The Italian count, Sebastian de Montecuculli, had come to France in the retinue of Catherine de’ Medici, and had later come to serve as the young François’s secretary. He had also been convicted of the murder by poisoning of the king’s son, and had been executed for it in a most vicious manner, one in keeping with the king’s fury. Drawn and quartered, they hung the four parts of Montecuculli’s body at the four gates of Lyons, his head skewered on a lance and placed on a bridge over the Rhône. But there could be nothing to associate Lisette to that man or the heinous act; it had taken place three years ago.

“No connection would be needed,” Anne said with a calamitous monotone. “All know of the king’s unrelenting bitterness. If Par-lement should find her guilty, he cannot intercede. It would be an obvious act of favor and not of justice. They will expect him to be hideous with his punishment.”

“But there are hundreds of Italians at our court. Hundreds of noblemen have Italian mistresses. What of it?” Geneviève snapped.

“But the man did not make himself known to the court or to the king,” Anne bawled. “He kept his presence secret and she her involvement with him. Why?”

Béatrice rocked as she nodded. “It is always our secrets which give us away in the end.”

Geneviève flicked up a wary gaze, but saw nothing to fear except the words’ truth.

“We must have faith,” Sybille intoned with little of her own conviction. “And pray for God’s mercy.”

Anne nodded with a quaking sigh, rising to cross to her large writing table. “Let us continue our work, ladies.”

The three women shared a moment of concern, but they rose to their mistress’s command.

Long into the night, Anne had Geneviève fetching and carrying, copying plans and lists, and bringing them to the king for his approval, though they were of such little consequence the approval was unnecessary.

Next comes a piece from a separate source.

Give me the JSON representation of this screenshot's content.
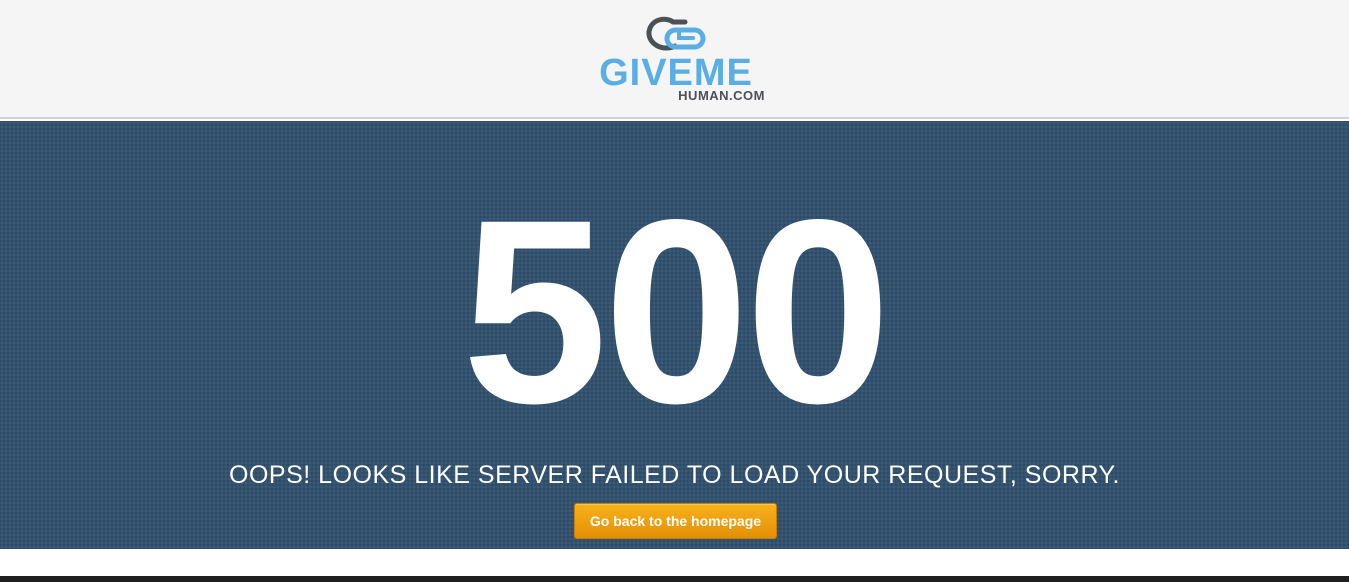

She returned once more to Anne’s chambers, this time finding it dark, a lone, three-branched candlestick casting a pale glow in the center of the room, leaving the ravenous gloom to devour the corners. Evening had fallen without fanfare, and a murky night reigned supreme. Béatrice slept curled upon a couch, Sybille slouched in a chair, and Anne was nowhere to be seen.

“We gave her a sleeping draught and put her to bed,” Sybille explained with a whisper. “Go to your room, Geneviève. Find some peace if you can.”

Geneviève nodded; there was nothing more any of them could do this day.

Her feet dragged as she passed through the deserted corridors toward her room, her head aching with disruptive thoughts. She had lost her purpose and the strength it gave her, no longer certain who she was. Perhaps only God should wield the sword of revenge, as the Gospel proclaimed, for look at the harm she had done by brandishing it herself. The need to avenge her parents pumped through her veins, but the part of her that wanted to forget, if not forgive, to live in untroubled peace, grew more insistent with each passing day. The dichotomy of desire fought inside her like a parasite intent upon assimilation of its host.

Geneviève reached her door, placed one hand upon its latch, and pulled away. She could not go into that room, could not be alone with herself and the voices in her head refusing to cease their prattling, could not lie quietly while the fight raged inside her, or she would surely go mad.